Majesco Entertainment Company (NASDAQ:COOL) develops games for Sony’s PlayStation, Microsoft’s Xbox and Nintendo’s Wii game systems, as well as games for personal computers. The company is originally known for action titles such as BloodRayne, Black & Bruised and Blowout, but more recently made headlines with the very popular Zumba Fitness video game for the Wii. Majesco Entertainment has made a critical shift in 2011 and investors can’t get enough of the stock. Majesco moved its development efforts to lower-priced value offerings, which gave the company its first profitable quarter in 12 months.

With a new business strategy in hand and several profitable game franchises in development, Majesco will likely be a heavyweight in the gaming world for the foreseeable future. By the end of the year, COOL is expected to have grown 1,100% compared with 30.9% for the rest of the industry. Shares of COOL can be purchased for just over $3 a pop.

Caribou Coffee Company Inc. (NASDAQ:CBOU) is the nation’s second-largest coffee retailer and is a very solid growth story as it increases its income, margins and revenue at a stronger pace than number-one Starbucks (NASDAQ:SBUX). 

It’s been a tough year for retailers of all kinds, however Caribou has managed to keep grinding out coffee and the stock has appreciated 25% in the past year. With over 500 locations attached to its name and counting, Caribou is going to continue to build its empire and shrink the gap between its No. 1 competitor. Join the race by establishing a position in this fast-growing stock for around $12 per share.

Darling International Inc. (NYSE:DAR) has three main divisions: rendering, bakery feeds and restaurant services. In the rendering division the company collects byproducts from food processing companies and recycles them into components for everything from jet fuel and bio-plastics to pet food. The bakery feeds division collects waste from bakery and snack food manufacturers and converts it into “Cookie Meal” — a product that replaces standard animal feed. Finally, the restaurant services division aids restaurants in disposing of cooking oil, installing used oil storage systems and cleaning grease traps.

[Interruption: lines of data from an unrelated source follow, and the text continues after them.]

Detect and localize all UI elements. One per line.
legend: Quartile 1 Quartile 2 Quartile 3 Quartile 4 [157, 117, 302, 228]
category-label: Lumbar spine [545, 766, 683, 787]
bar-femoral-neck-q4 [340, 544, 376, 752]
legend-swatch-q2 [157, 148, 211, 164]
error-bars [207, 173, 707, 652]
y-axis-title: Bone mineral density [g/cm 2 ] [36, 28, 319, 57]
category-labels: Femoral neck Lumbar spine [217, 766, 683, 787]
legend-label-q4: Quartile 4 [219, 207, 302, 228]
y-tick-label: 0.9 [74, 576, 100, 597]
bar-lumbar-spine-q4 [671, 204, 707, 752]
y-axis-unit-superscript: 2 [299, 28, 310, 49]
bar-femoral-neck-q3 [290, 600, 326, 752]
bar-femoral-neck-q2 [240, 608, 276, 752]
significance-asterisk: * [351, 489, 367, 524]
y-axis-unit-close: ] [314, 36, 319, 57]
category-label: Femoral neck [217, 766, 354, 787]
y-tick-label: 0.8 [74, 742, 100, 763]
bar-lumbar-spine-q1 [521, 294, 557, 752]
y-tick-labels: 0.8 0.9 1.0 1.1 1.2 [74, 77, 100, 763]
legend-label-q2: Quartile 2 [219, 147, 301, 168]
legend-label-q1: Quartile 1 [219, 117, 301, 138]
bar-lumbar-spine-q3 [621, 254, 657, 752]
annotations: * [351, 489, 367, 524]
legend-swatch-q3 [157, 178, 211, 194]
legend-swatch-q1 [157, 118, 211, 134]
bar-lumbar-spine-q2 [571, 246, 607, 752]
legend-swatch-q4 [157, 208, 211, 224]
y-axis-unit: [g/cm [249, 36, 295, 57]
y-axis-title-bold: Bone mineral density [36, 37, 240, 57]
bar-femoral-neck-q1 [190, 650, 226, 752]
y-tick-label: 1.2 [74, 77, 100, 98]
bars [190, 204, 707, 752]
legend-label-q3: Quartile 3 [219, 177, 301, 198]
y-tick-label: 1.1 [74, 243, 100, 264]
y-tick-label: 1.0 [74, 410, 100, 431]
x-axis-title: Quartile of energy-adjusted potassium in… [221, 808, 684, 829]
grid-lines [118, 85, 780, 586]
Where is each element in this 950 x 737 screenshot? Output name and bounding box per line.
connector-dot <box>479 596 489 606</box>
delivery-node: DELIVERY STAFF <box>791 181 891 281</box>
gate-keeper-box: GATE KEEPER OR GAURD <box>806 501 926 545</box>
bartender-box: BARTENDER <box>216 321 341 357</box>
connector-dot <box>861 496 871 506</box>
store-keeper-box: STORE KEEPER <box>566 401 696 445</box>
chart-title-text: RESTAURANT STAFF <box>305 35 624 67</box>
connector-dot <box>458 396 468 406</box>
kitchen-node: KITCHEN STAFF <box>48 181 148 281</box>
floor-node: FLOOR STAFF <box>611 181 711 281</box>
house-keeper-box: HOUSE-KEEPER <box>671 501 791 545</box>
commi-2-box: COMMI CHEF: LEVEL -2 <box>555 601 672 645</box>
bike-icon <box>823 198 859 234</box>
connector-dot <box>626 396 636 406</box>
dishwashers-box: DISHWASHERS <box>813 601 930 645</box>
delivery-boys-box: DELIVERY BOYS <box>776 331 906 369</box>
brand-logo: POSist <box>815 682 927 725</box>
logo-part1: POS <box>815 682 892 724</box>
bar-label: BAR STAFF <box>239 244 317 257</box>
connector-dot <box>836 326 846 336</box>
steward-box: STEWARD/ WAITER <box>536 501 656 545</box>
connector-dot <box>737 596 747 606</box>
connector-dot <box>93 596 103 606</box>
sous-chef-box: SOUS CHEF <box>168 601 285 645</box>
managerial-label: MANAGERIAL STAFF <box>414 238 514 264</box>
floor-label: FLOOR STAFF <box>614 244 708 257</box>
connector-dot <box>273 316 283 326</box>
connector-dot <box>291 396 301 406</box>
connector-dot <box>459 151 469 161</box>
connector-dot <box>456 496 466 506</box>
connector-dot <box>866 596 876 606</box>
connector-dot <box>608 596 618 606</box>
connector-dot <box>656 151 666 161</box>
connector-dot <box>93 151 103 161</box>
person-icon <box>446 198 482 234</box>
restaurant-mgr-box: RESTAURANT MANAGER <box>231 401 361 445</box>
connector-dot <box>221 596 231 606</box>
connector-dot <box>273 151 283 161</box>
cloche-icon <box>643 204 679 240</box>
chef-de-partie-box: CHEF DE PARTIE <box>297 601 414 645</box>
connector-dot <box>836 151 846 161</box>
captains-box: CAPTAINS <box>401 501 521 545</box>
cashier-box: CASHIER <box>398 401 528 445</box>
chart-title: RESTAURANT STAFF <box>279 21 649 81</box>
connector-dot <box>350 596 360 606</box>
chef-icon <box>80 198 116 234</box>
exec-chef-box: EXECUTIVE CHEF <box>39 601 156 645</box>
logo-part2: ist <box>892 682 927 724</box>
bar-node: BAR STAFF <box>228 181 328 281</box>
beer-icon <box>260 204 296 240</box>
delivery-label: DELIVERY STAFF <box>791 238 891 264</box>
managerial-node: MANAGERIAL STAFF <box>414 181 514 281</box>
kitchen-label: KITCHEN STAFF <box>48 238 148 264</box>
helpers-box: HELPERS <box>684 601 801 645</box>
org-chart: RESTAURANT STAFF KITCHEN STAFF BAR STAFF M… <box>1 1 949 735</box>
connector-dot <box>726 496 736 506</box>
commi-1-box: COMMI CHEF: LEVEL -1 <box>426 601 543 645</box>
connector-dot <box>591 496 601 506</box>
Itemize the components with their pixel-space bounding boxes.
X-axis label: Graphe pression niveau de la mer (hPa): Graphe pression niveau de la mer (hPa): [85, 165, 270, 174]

DAR is looking to haul in over 220% earnings growth for 2011. Analysts are also predicting a 151.4% increase in sales for the year. Now is a great time to stake your claim in this food services play. Shares can be purchased for under $14 per share.

Trinity Biotech PLC (NASDAQ:TRIB) is a diagnostics company that makes both laboratory-based tests and point-of-care diagnostics, which are typically administered and read in the presence of the patient. The company’s broad laboratory portfolio includes tests for diagnosing blood disorders, infectious diseases and diabetes. Trinity sells its test and diagnostic products in about 80 countries.

Trinity is one health care company that was definitely worth the investment this year. The company posted a strong 12.5% earnings surprise for the third quarter. Over the past twelve months TRIB has popped over 46% in value. If you’re looking for a solid health care or global play, kill two birds with one stone by adding shares of TRIB for just over $10 per share.